En équilibre instable sur la frontière qui sépare la vérité de tout ce qui s'efforce de la dissimuler, la famille bourgeoise d’Ibsen (façade impeccable et pignon sur rue) s’accroche pour vivre à un langage miné par le déni et la dissimulation. Prisonniers d’un mécanisme implacable, d’un engrenage psychique où culpabilités, fautes originelles, dettes impayées, fantômes en tous genres viennent comme un poison contaminer les corps et dévorer le présent, les personnages passent leur temps à ignorer sur scène la vérité qui leur crève les yeux, pour mieux gérer en coulisses les crimes dont ils sont coupables.
Chez Ibsen, le mensonge est vital et la vérité mortelle. On glisse la poussière sous les tapis, jusqu’à ce que le souffle de la vérité soulève les tapis et répande la poussière qui révélera le vice sous le masque de la vertu, et sous celui de la bonne société honorable, la pourriture des fondations. Les cerveaux éclatent, libèrent “les trolls de l'âme" et transfigurent des êtres civilisés en bêtes sauvages. Le drame ibsénien, selon Michel Meyer, c’est un peu la tragédie grecque qui se démocratise et qui vient frapper la famille bourgeoise. [...]
Une station thermale dans une petite ville de province. Une famille : le docteur Tomas Stockmann, Katrine sa femme, Petra sa fille, ses deux fils, son beau-père, Morten Kill et son frère, le préfet Peter Stockmann. Stabilité économique et prospérité assurée par l'établissement de bains créé par le docteur et son frère. Découverte par le docteur de l'empoisonnement des eaux thermales par une bactérie : catastrophe sanitaire, menace pour la santé publique. Décision du docteur d'informer la population, de fermer l'établissement et d'engager des travaux pour reconstruire le système hydraulique urbain. Refus catégorique du préfet : impossible de toucher à ce qui fait la richesse et la renommée de sa ville. Colère du docteur, qui en appelle au rédacteur du journal local pour dénoncer le scandale politique.

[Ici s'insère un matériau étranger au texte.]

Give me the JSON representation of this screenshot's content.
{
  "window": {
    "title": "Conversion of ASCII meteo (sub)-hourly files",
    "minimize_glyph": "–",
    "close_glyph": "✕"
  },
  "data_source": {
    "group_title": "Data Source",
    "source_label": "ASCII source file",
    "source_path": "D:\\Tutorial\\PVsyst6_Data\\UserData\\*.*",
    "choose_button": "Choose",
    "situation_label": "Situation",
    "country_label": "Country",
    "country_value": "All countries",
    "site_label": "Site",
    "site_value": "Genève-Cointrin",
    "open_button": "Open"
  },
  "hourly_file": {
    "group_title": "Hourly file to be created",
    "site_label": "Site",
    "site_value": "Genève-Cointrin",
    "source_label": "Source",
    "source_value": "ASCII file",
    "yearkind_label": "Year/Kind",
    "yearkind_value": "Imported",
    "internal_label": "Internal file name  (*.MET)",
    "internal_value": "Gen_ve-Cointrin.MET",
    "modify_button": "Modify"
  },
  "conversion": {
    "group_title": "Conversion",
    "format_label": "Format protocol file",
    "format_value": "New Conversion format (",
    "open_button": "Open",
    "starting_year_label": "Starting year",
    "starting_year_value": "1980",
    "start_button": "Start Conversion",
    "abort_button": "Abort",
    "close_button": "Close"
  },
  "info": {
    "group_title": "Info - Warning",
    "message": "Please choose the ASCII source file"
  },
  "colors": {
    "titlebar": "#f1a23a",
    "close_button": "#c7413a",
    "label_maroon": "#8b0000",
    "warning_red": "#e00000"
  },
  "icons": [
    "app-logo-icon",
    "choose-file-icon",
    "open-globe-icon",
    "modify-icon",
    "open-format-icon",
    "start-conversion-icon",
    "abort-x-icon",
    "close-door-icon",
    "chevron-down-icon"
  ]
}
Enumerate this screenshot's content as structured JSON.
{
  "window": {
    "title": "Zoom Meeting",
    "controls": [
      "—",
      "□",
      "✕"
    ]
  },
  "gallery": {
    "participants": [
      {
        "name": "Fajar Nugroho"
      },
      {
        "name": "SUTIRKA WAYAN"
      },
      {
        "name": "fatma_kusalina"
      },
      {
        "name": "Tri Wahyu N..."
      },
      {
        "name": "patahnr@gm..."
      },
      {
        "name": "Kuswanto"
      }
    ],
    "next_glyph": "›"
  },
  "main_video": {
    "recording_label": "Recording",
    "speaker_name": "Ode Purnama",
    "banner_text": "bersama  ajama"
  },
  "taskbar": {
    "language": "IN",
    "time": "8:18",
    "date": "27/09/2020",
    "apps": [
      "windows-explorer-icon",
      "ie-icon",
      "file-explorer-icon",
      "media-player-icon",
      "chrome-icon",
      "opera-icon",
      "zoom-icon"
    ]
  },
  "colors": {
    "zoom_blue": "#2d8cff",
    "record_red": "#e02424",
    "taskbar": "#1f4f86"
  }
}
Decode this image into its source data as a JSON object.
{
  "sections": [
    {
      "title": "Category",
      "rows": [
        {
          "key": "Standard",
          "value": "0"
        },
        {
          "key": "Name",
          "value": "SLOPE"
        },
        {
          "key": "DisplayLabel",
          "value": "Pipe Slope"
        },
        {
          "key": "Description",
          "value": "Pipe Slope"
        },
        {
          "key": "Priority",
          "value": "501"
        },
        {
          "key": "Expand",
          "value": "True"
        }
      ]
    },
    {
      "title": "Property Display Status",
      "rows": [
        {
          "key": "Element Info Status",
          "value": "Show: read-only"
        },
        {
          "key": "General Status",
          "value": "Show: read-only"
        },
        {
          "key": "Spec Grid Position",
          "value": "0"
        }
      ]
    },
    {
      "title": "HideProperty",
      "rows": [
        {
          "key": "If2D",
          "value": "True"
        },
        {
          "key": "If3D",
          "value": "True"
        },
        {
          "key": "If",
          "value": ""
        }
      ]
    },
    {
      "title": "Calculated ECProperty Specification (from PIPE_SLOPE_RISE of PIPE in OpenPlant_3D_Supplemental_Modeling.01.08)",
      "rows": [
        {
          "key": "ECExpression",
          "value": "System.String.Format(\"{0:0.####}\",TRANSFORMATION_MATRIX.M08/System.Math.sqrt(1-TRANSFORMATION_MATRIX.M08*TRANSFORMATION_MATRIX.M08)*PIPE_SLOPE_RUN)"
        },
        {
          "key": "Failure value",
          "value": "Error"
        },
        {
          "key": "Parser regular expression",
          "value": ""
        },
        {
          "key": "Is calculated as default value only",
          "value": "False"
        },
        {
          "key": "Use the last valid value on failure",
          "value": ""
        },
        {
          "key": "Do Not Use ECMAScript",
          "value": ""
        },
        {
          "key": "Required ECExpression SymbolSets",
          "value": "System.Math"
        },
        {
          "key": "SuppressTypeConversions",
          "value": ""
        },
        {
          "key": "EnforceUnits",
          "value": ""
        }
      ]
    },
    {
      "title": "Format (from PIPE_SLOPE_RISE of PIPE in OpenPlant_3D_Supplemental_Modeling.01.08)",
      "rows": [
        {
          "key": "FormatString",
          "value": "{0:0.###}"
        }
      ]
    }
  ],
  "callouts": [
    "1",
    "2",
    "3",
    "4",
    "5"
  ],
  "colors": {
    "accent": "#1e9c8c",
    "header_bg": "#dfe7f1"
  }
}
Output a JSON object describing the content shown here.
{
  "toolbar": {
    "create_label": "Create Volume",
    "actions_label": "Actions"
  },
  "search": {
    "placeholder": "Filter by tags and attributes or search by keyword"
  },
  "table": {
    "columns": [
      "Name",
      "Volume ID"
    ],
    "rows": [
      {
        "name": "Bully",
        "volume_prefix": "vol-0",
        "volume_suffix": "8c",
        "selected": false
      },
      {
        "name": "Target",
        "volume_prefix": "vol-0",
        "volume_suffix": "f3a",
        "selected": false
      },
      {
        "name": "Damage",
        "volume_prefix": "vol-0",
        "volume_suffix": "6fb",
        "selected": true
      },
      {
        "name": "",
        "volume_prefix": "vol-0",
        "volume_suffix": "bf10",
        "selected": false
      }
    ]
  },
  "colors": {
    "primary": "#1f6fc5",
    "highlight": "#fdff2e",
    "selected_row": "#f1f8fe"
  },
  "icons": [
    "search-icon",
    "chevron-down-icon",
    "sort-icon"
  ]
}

Entre atermoiements et menaces, tentatives de corruption et retournements de veste des notables, des journalistes, de la petite bourgeoisie locale, la question écologique s'efface au profit d'une guerre ouverte entre Tomas, le scientifique, qui pense que la vérité se suffit à elle-même, que la population sera de son côté parce que la raison l'emportera toujours, et Peter, l'homme de pouvoir, qui prétend que pour être incontestable, la vérité n'en n'est pas moins relative. Ou comment on peut dire d'un enjeu de société qui dérange "Ce n'est pas aussi simple", d'une question urgente et insoluble “Il y a d’autres priorités". Au fil des échanges empoisonnés par la langue de bois, les conflits d'intérêts et les envies de meurtre, chacun cherche à tirer son épingle d'un jeu arbitré par le Dieu qui anéantit la raison et les états d'âme : l'argent, assumé par tous, jusqu'à l’obscénité, comme le nerf de la guerre.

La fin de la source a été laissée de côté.